New Peer Institution Blunt About Its Identity

Are you Wesleyan?

Do you desire…holistic training for the mind, body, and spirit? Do you excel…in the art of extreme creepiness? Are two heads…better than one? Are you…Wesleyan MU?

Monsters University (MU), “famously located” near Monstropolis, appears to be quite the legit institution.  As Chloe Murtagh ’15, who sent me the link, said, “Wow, their website is better than ours!”  But in case you’re wondering: no, this is not a parody of Wesleyan specifically.  The “Go MU!” and “Show Your Pride” boxes on the homepage above are anything but Wesleyan.  A little deceptive, of course, since that athletic field is so reminiscent of Corwin Stadium.

MonstersU

The robust college website is a promotion for Monsters University, a prequel to everyone’s favorite Monsters, Inc.  While the film was originally set to come out this November, it’s been pushed back all the way to June 21, 2013.  In it, we are taken ten years back in the lives of protagonists Sulley and Mike, to when they first meet and are members of the same frat.  In a classic tale of frenemiehood, they start off as rivals before becoming (as anyone who watched the first film knows) BFFs.

The similarities between the Wesleyan and Monsters University sites can be quite detailed, at least in structure.  Take, for example, the “At a Glance” pages:

Monsters University verus Wesleyan University, At a Glance

MU is clearly different from Wesleyan, with a student body that is over four times as large but a campus with a slightly smaller land area.  Thankfully, we have 44 “major fields of study” to MU’s 22, but they’ve got us beat with 34 minors to… 3.  And we might have the ‘CAC, but they’ve got the MAC.

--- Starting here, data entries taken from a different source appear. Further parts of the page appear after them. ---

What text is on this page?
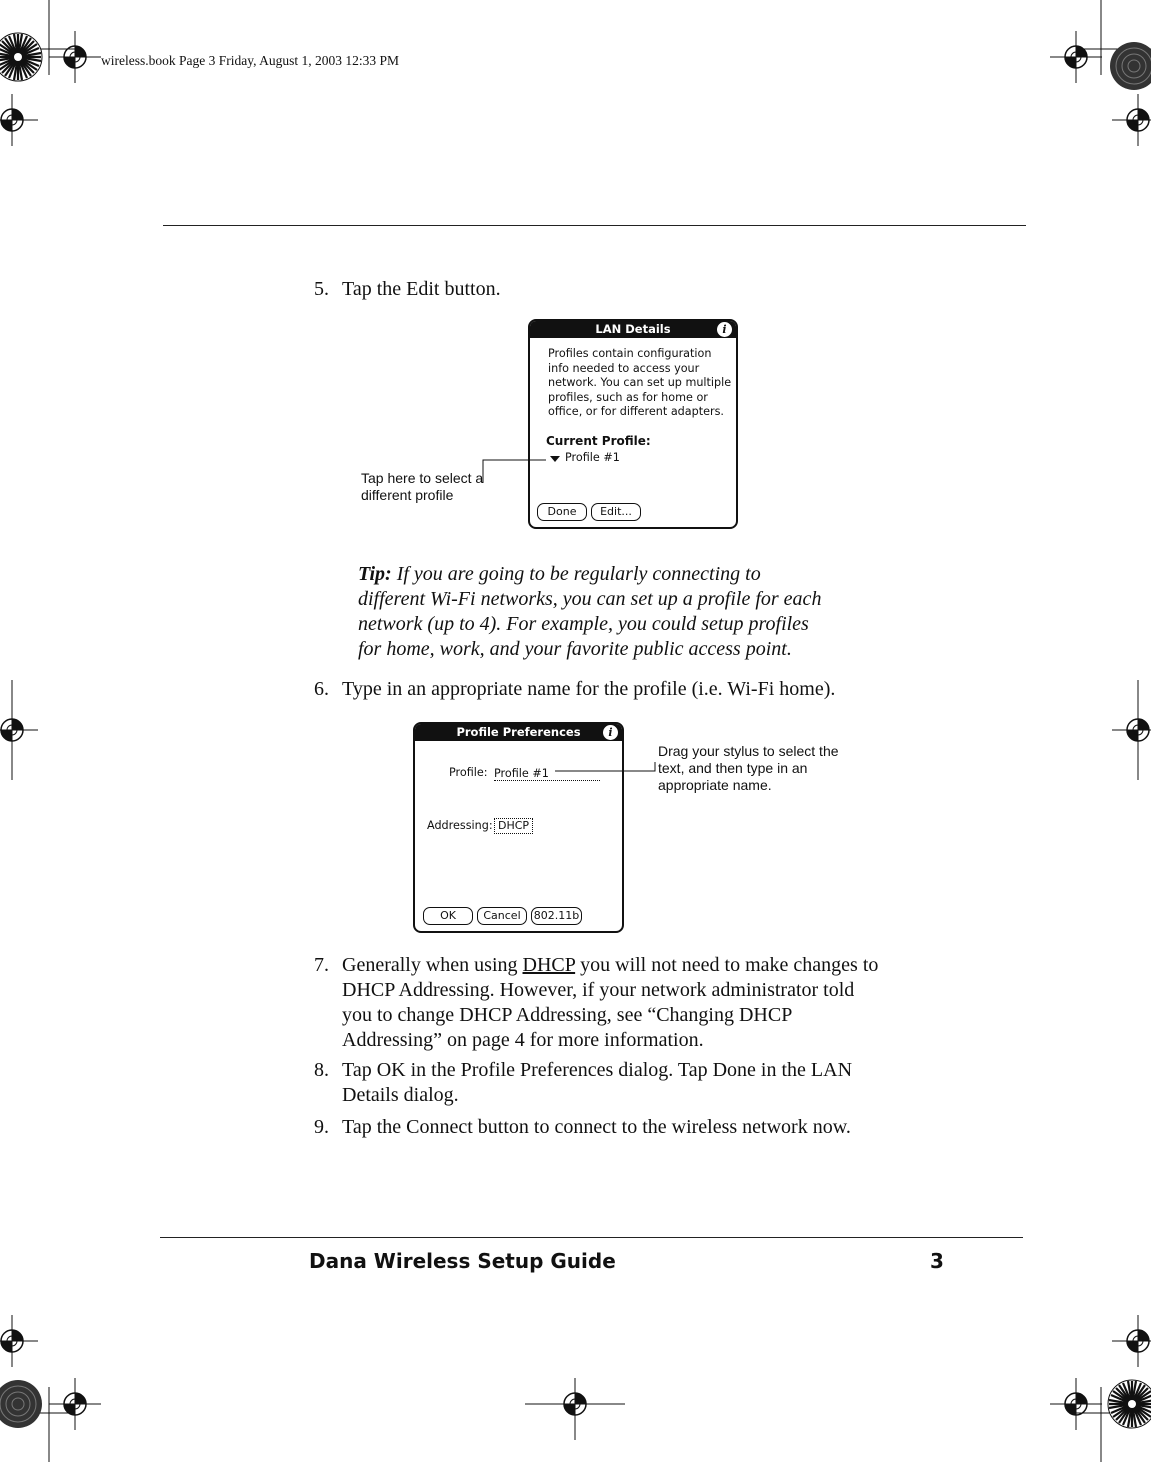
wireless.book Page 3 Friday, August 1, 2003 12:33 PM
5. Tap the Edit button.
LAN Details	i
Profiles contain configuration
info needed to access your
network. You can set up multiple
profiles, such as for home or
office, or for different adapters.
Current Profile:
Profile #1
Done	Edit...
Tap here to select a
different profile
Tip: If you are going to be regularly connecting to
different Wi-Fi networks, you can set up a profile for each
network (up to 4). For example, you could setup profiles
for home, work, and your favorite public access point.
6. Type in an appropriate name for the profile (i.e. Wi-Fi home).
Profile Preferences	i
Profile: Profile #1
Addressing: DHCP
OK	Cancel	802.11b
Drag your stylus to select the
text, and then type in an
appropriate name.
7. Generally when using DHCP you will not need to make changes to
DHCP Addressing. However, if your network administrator told
you to change DHCP Addressing, see “Changing DHCP
Addressing” on page 4 for more information.
8. Tap OK in the Profile Preferences dialog. Tap Done in the LAN
Details dialog.
9. Tap the Connect button to connect to the wireless network now.
Dana Wireless Setup Guide	3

The similarities go further.  MU students have, for example, “the option to live on campus and on–campus all four years” just as we do (although it seems to be an error on the MU site).  While you’re there, don’t forget to check out The Coffee Closet, serving a “Caramel Clawpuccino” that one could just imagine too easily at Espwesso.  The Campus Safety Blotter can keep you up-to-date on crime on campus just as well, if not better, than P-Safe can.  Heck, you can read the President’s spiel on intellectual curiosity, diversity, excellence, and—you guessed it—interdisciplinary programs.  You can even try to sign in to the ePortfolio equivalent, if you have a Net ID and password.

Disney-Pixar’s true genius, here, is likely that they imagined an institution that everyone seems to think is their alma mater, whether it’s Dartmouth, or Miami University of Ohio, or Wesleyan.

MU, like Wesleyan, strives to “make college affordable for every admitted student,” but is unclear about its need-blind admissions status.  If you’re feeling compelled, however, be wary that MU does not have detailed information on transfer applications.